I used pages on the iPad to make the tiles but MS Word would work as well. I created a table on a Normal letter-size paper that was in landscape orientation. I used a font that seems better for dyslexics reading. I think Comic Sans is recommended but that wasn’t a choice with Pages for the iPad. Chalkboard font on the iPad seems similar to comic sans so I chose that one. If I set the font size at 120 points to got the letters and spacing shown below.
I made enough columns and rows so each cell would fit one letter with large font size. I printed out the page of letters. Then I finally used my laminator for the first time! I cut out each individual letter and then put a hole in the top.
Once I had enough letters I worked on getting the spacing right. To do this I made the vowel letters a little narrower by cutting off some of both sides. Then I used a simple CVC word to figure out the hook spacing. I used simple teacup holder hooks so I could hang the letters up and make words.
I put up some additional hooks to store the words but I arranged them with the same spacing. Now some of the older boys try and make funny phrases.
The boys have fun coming up with new words or even silly combinations of non-words. In the future, I hope to make blends and other consonant combinations. I also hope to experiment with different background colors. So now every night I can make new words for my son to practice reading.
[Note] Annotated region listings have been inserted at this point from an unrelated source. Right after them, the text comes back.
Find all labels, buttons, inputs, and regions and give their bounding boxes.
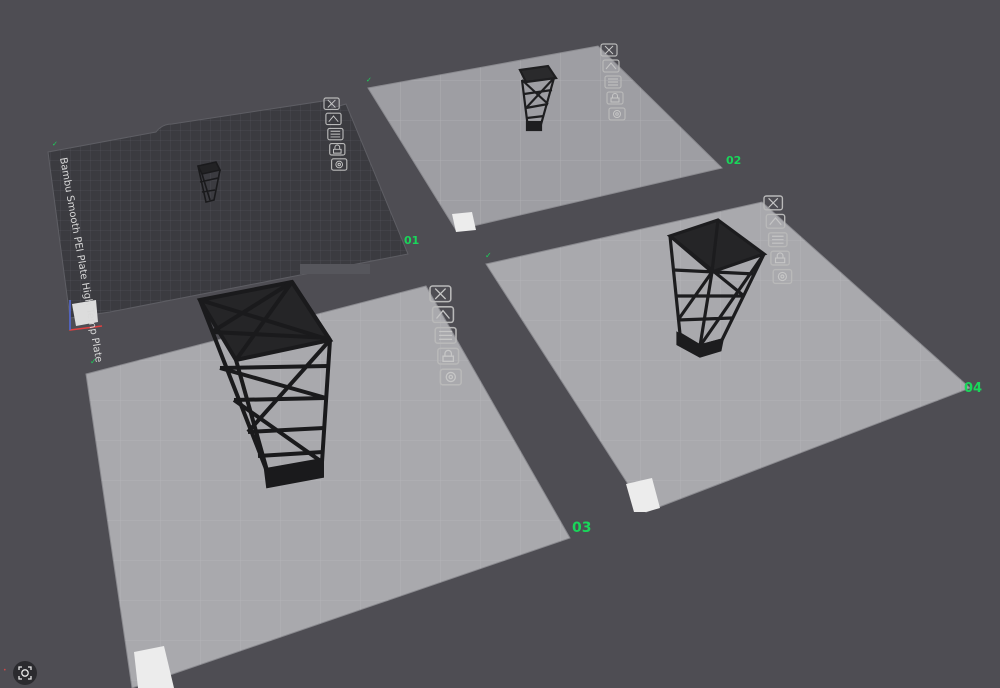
- plate-04-check-icon: ✓: [485, 251, 492, 260]
- plate-04-label: 04: [964, 381, 982, 396]
- plate-01-status-strip: [300, 264, 370, 274]
- window-edge-marker: •: [3, 667, 7, 674]
- plate-03-label: 03: [572, 520, 591, 536]
- plate-02[interactable]: 02 ✓: [366, 43, 741, 232]
- plate-02-corner-logo: [452, 212, 476, 232]
- plate-02-label: 02: [726, 154, 741, 167]
- plate-03-check-icon: ✓: [90, 357, 97, 366]
- camera-view-icon: [18, 666, 32, 680]
- plate-02-check-icon: ✓: [366, 76, 372, 84]
- plate-01-label: 01: [404, 234, 419, 247]
- build-plate-scene[interactable]: 02 ✓ 04 ✓ Bambu Smooth PEI Plate High Te…: [0, 0, 1000, 688]
- camera-view-button[interactable]: [13, 661, 37, 685]
- plate-01-check-icon: ✓: [52, 140, 58, 148]
- plate-03[interactable]: 03 ✓: [85, 279, 591, 688]
- plate-04[interactable]: 04 ✓: [485, 195, 982, 513]
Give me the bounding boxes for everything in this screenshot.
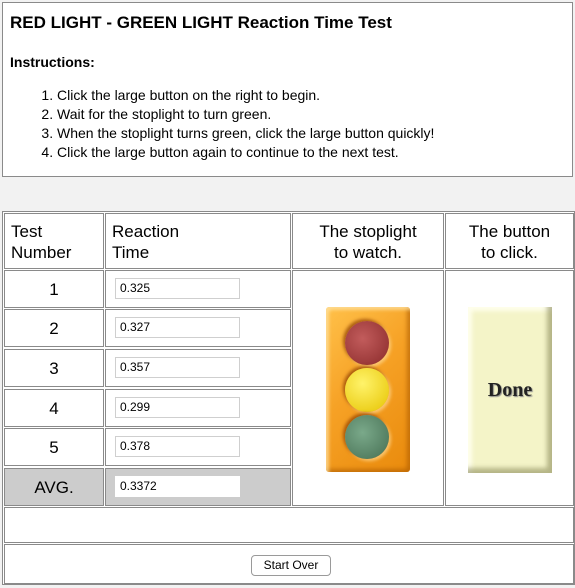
page-title: RED LIGHT - GREEN LIGHT Reaction Time Te… <box>10 13 392 32</box>
instruction-step: When the stoplight turns green, click th… <box>57 124 572 143</box>
footer-row: Start Over <box>4 544 574 584</box>
results-table: Test Number Reaction Time The stoplight … <box>2 211 575 585</box>
test-number-cell: 3 <box>4 349 104 387</box>
header-button-line2: to click. <box>481 243 538 262</box>
header-test-number: Test Number <box>4 213 104 269</box>
reaction-time-cell: 0.325 <box>105 270 291 308</box>
status-row <box>4 507 574 543</box>
instruction-step: Wait for the stoplight to turn green. <box>57 105 572 124</box>
reaction-time-field[interactable]: 0.299 <box>115 397 240 418</box>
test-number-cell: 4 <box>4 389 104 427</box>
header-reaction-line1: Reaction <box>112 222 180 241</box>
instruction-step: Click the large button on the right to b… <box>57 86 572 105</box>
done-button[interactable]: Done <box>468 307 552 473</box>
average-field[interactable]: 0.3372 <box>115 476 240 497</box>
average-cell: 0.3372 <box>105 468 291 506</box>
green-lamp-icon <box>345 415 389 459</box>
header-stoplight-line2: to watch. <box>333 243 403 262</box>
test-number-cell: 1 <box>4 270 104 308</box>
instructions-panel: RED LIGHT - GREEN LIGHT Reaction Time Te… <box>2 2 573 177</box>
reaction-time-field[interactable]: 0.357 <box>115 357 240 378</box>
reaction-time-cell: 0.327 <box>105 309 291 347</box>
header-stoplight-line1: The stoplight <box>319 222 417 241</box>
header-reaction-time: Reaction Time <box>105 213 291 269</box>
reaction-time-cell: 0.378 <box>105 428 291 466</box>
reaction-time-field[interactable]: 0.325 <box>115 278 240 299</box>
header-stoplight: The stoplight to watch. <box>292 213 444 269</box>
stoplight <box>326 307 410 472</box>
header-reaction-line2: Time <box>112 243 150 262</box>
yellow-lamp-icon <box>345 368 389 412</box>
button-cell: Done <box>445 270 574 506</box>
reaction-time-field[interactable]: 0.378 <box>115 436 240 457</box>
reaction-time-field[interactable]: 0.327 <box>115 317 240 338</box>
header-button-line1: The button <box>468 222 551 241</box>
test-number-cell: 5 <box>4 428 104 466</box>
stoplight-cell <box>292 270 444 506</box>
header-test-line1: Test <box>11 222 43 241</box>
red-lamp-icon <box>345 321 389 365</box>
reaction-time-cell: 0.357 <box>105 349 291 387</box>
average-label: AVG. <box>4 468 104 506</box>
instructions-heading: Instructions: <box>10 54 95 70</box>
instruction-step: Click the large button again to continue… <box>57 143 572 162</box>
test-number-cell: 2 <box>4 309 104 347</box>
start-over-button[interactable]: Start Over <box>251 555 331 576</box>
reaction-time-cell: 0.299 <box>105 389 291 427</box>
header-button: The button to click. <box>445 213 574 269</box>
instructions-list: Click the large button on the right to b… <box>57 86 572 162</box>
header-test-line2: Number <box>11 243 72 262</box>
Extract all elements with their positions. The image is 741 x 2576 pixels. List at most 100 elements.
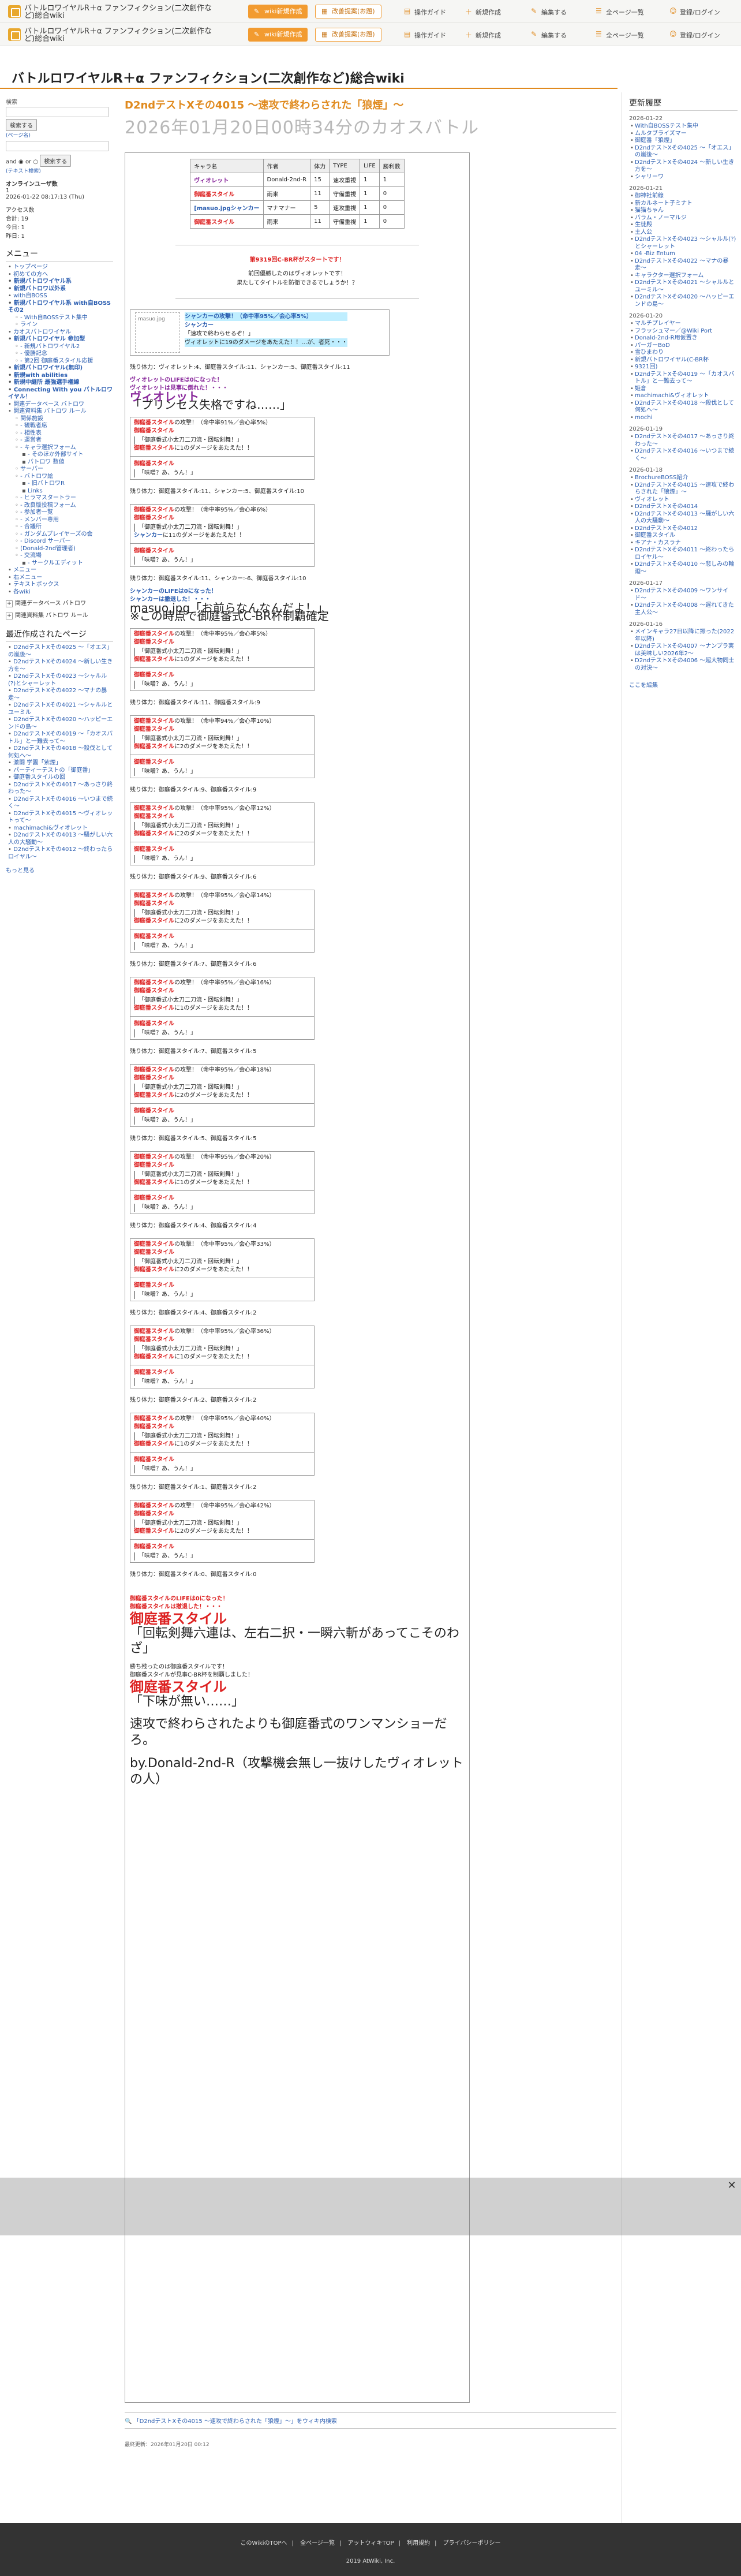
menu-item[interactable]: カオスバトロワイヤル <box>6 329 113 337</box>
history-link[interactable]: mochi <box>629 415 738 422</box>
menu-item[interactable]: - バトロワ絵 <box>6 473 113 481</box>
footer-link[interactable]: プライバシーポリシー <box>443 2540 501 2547</box>
history-link[interactable]: D2ndテストXその4020 〜ハッピーエンドの島〜 <box>629 294 738 308</box>
wiki-title[interactable]: バトルロワイヤルR＋α ファンフィクション(二次創作など)総合wiki <box>12 68 405 87</box>
roster-name[interactable]: 御庭番スタイル <box>190 186 264 201</box>
new-page-link[interactable]: ＋新規作成 <box>465 8 501 17</box>
login-link[interactable]: ☺ 登録/ログイン <box>669 30 720 40</box>
recent-page-link[interactable]: D2ndテストXその4017 〜あっさり終わった〜 <box>6 782 113 796</box>
edit-sidebar-link[interactable]: ここを編集 <box>629 680 738 689</box>
history-link[interactable]: キャラクター選択フォーム <box>629 272 738 280</box>
menu-item[interactable]: 新規バトロワイヤル系 with自BOSS その2 <box>6 300 113 315</box>
text-search-button[interactable]: 検索する <box>40 155 72 167</box>
menu-item[interactable]: 関連資料集 バトロワ ルール <box>6 408 113 416</box>
menu-item[interactable]: - 相性表 <box>6 430 113 438</box>
menu-item[interactable]: - キャラ選択フォーム <box>6 445 113 452</box>
history-link[interactable]: With自BOSSテスト集中 <box>629 123 738 130</box>
history-link[interactable]: フラッシュマー／@Wiki Port <box>629 328 738 335</box>
menu-item[interactable]: サーバー <box>6 466 113 473</box>
menu-item[interactable]: - 新規バトロワイヤル2 <box>6 344 113 351</box>
footer-link[interactable]: 全ページ一覧 <box>300 2540 335 2547</box>
recent-page-link[interactable]: D2ndテストXその4013 〜騒がしい六人の大騒動〜 <box>6 832 113 846</box>
footer-link[interactable]: 利用規約 <box>407 2540 430 2547</box>
all-pages-link[interactable]: ☰ 全ページ一覧 <box>596 30 644 40</box>
history-link[interactable]: D2ndテストXその4007 〜ナンプラ実は美味しい2026年2〜 <box>629 643 738 658</box>
history-link[interactable]: D2ndテストXその4022 〜マナの暴走〜 <box>629 258 738 272</box>
menu-item[interactable]: - ヒラマスタートラー <box>6 495 113 502</box>
character-name[interactable]: 御庭番スタイル <box>194 192 234 198</box>
history-link[interactable]: D2ndテストXその4012 <box>629 525 738 533</box>
history-link[interactable]: machimachi&ヴィオレット <box>629 393 738 400</box>
history-link[interactable]: 猫猫ちゃん <box>629 207 738 215</box>
recent-page-link[interactable]: 御庭番スタイルの回 <box>6 774 113 782</box>
recent-page-link[interactable]: 激闘 学園「紫煙」 <box>6 760 113 767</box>
site-name-link[interactable]: バトルロワイヤルR＋α ファンフィクション(二次創作など)総合wiki <box>24 28 215 43</box>
history-link[interactable]: D2ndテストXその4016 〜いつまで続く〜 <box>629 448 738 462</box>
history-link[interactable]: D2ndテストXその4025 〜「オエス」の嵐後〜 <box>629 145 738 159</box>
character-name[interactable]: ヴィオレット <box>194 178 229 184</box>
menu-item[interactable]: 関連データベース バトロワ <box>6 401 113 409</box>
menu-item[interactable]: - 運営者 <box>6 437 113 445</box>
recent-page-link[interactable]: D2ndテストXその4024 〜新しい生き方を〜 <box>6 659 113 673</box>
menu-item[interactable]: Connecting With you バトルロワイヤル！ <box>6 387 113 401</box>
menu-item[interactable]: - Discord サーバー <box>6 538 113 546</box>
menu-item[interactable]: - 改良版投稿フォーム <box>6 502 113 510</box>
history-link[interactable]: 御神社前線 <box>629 193 738 200</box>
history-link[interactable]: D2ndテストXその4024 〜新しい生き方を〜 <box>629 159 738 174</box>
character-name[interactable]: シャンカー <box>231 206 260 212</box>
menu-item[interactable]: - 観戦者席 <box>6 423 113 430</box>
history-link[interactable]: キアナ・カスラナ <box>629 540 738 547</box>
recent-page-link[interactable]: パーティーテストの「御庭番」 <box>6 767 113 775</box>
history-link[interactable]: ヴィオレット <box>629 496 738 504</box>
history-link[interactable]: D2ndテストXその4021 〜シャルルとユーミル〜 <box>629 279 738 294</box>
history-link[interactable]: 生徒殿 <box>629 222 738 229</box>
character-name[interactable]: 御庭番スタイル <box>194 219 234 226</box>
history-link[interactable]: 新カルネート子ミナト <box>629 200 738 208</box>
atwiki-logo-icon[interactable] <box>8 28 21 41</box>
history-link[interactable]: メインキャラ27日以降に振った(2022年以降) <box>629 629 738 643</box>
recent-page-link[interactable]: D2ndテストXその4019 〜「カオスバトル」と一難去って〜 <box>6 731 113 745</box>
history-link[interactable]: D2ndテストXその4023 〜シャルル(?)とシャーレット <box>629 236 738 251</box>
more-link[interactable]: もっと見る <box>6 865 113 874</box>
history-link[interactable]: ムルタブライズマー <box>629 130 738 138</box>
recent-page-link[interactable]: D2ndテストXその4025 〜「オエス」の嵐後〜 <box>6 644 113 659</box>
wiki-new-button[interactable]: wiki新規作成 <box>248 5 308 18</box>
page-search-input[interactable] <box>6 107 108 117</box>
recent-page-link[interactable]: D2ndテストXその4021 〜シャルルとユーミル <box>6 702 113 716</box>
login-link[interactable]: ☺ 登録/ログイン <box>669 7 720 17</box>
menu-item[interactable]: - With自BOSSテスト集中 <box>6 315 113 322</box>
guide-link[interactable]: ▤ 操作ガイド <box>404 30 446 40</box>
menu-item[interactable]: ライン <box>6 322 113 329</box>
history-link[interactable]: D2ndテストXその4010 〜悲しみの輪廻〜 <box>629 561 738 576</box>
roster-name[interactable]: 御庭番スタイル <box>190 214 264 229</box>
history-link[interactable]: 姫倉 <box>629 386 738 393</box>
history-link[interactable]: BrochureBOSS紹介 <box>629 475 738 482</box>
text-search-input[interactable] <box>6 141 108 151</box>
history-link[interactable]: D2ndテストXその4015 〜速攻で終わらされた「狼煙」〜 <box>629 482 738 496</box>
toggle-db[interactable]: + 関連データベース バトロワ <box>6 599 113 608</box>
history-link[interactable]: Donald-2nd-R用仮置き <box>629 335 738 342</box>
menu-item[interactable]: Links <box>6 488 113 495</box>
history-link[interactable]: D2ndテストXその4014 <box>629 503 738 511</box>
menu-item[interactable]: - 交流場 <box>6 552 113 560</box>
roster-name[interactable]: [masuo.jpgシャンカー <box>190 200 264 215</box>
recent-page-link[interactable]: machimachi&ヴィオレット <box>6 825 113 832</box>
menu-item[interactable]: 新規バトロワイヤル系 <box>6 278 113 286</box>
edit-link[interactable]: ✎ 編集する <box>531 30 567 40</box>
history-link[interactable]: マルチプレイヤー <box>629 320 738 328</box>
history-link[interactable]: D2ndテストXその4009 〜ワンサイド〜 <box>629 588 738 602</box>
recent-page-link[interactable]: D2ndテストXその4015 〜ヴィオレットって〜 <box>6 811 113 825</box>
menu-item[interactable]: - 第2回 御庭番スタイル応援 <box>6 358 113 365</box>
menu-item[interactable]: - ガンダムプレイヤーズの会 <box>6 531 113 539</box>
recent-page-link[interactable]: D2ndテストXその4020 〜ハッピーエンドの島〜 <box>6 716 113 731</box>
menu-item[interactable]: - メンバー専用 <box>6 517 113 524</box>
menu-item[interactable]: - そのほか外部サイト <box>6 451 113 459</box>
page-search-button[interactable]: 検索する <box>6 119 37 131</box>
menu-item[interactable]: (Donald-2nd管理者) <box>6 546 113 553</box>
menu-item[interactable]: テキストボックス <box>6 581 113 589</box>
menu-item[interactable]: - 優勝記念 <box>6 350 113 358</box>
feedback-button[interactable]: 改善提案(お題) <box>315 28 381 42</box>
history-link[interactable]: D2ndテストXその4017 〜あっさり終わった〜 <box>629 434 738 448</box>
history-link[interactable]: D2ndテストXその4006 〜超大物同士の対決〜 <box>629 658 738 672</box>
history-link[interactable]: 御庭番スタイル <box>629 532 738 540</box>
What do you think of my configurable word wall? If you are interested in making your own here is a free copy of the Letter Tiles I used. Do you have any suggestions for teaching phonics? I would love to hear them in the comments.
I am on a mission to teach my son to read. My older kids eventually learned to read but for my son who struggles with learning difficulties ranging from Dyslexia to auditoryprocessing issues reading is hard! I thought I would share my experiences hopefully every Friday. I also hope to post a free copy of the resource I create for teaching phonics.
While I was casually talking to my wife about teaching our kids to read I asked my wife what she remembered from her school years when she learned to read. To my surprise, she responded with the fact that she didn’t remember and that she just learned. That was an ah-ha moment for me. My wife has always been able to read well. In fact from her description, it sounded like she just picked up a book and started reading.
I on the other hand had to learn to read. It wasn’t always easy. But I remember how I learned to read. I was taught using a structured phonics approach. I attended a grade school where they used A Beka. One of the vivid memories I have from learning to read I still remember it while I am reading to myself or sounding out words subconsciously. What I remember most from my school years learning to read were phonics drills. I don’t remember how often we would work on those drills but I can hear them in my mind. I looked up the charts and they are about the same. You can see a sample one here. I remember it was on a big flip chart at the front of the room. When I think back to learning to read I am convinced that drills helped me learn to read. I decided to go to that method to help reinforce phonics for my son.
So here is a picture from my son’s room of what I am doing.
I quickly made this phonics chart last night. I ended up using MS Word but you could do it on the iPad also. In fact, I probably would have used Keynote if I was doing it again. The picture of the Indian I got from a great site for free images here. I let my son pick out the picture so it was something that interested him. I chose vowels since my son keeps mixing up simple words with i and a as a short vowel sound. My goal is to work with him every night before bed. I make him say with me “a-a” in apple “i-i” in Indian. So far it works pretty well. The only change I think I will make to the poster is to put the letter first and then the picture. Also here is another great resource for free phonics charts.
What do you think of my phonics chart? What have you done to help your child learn to read with phonics? What do you remember from when you first started to learn to read? Was it easy for you or hard?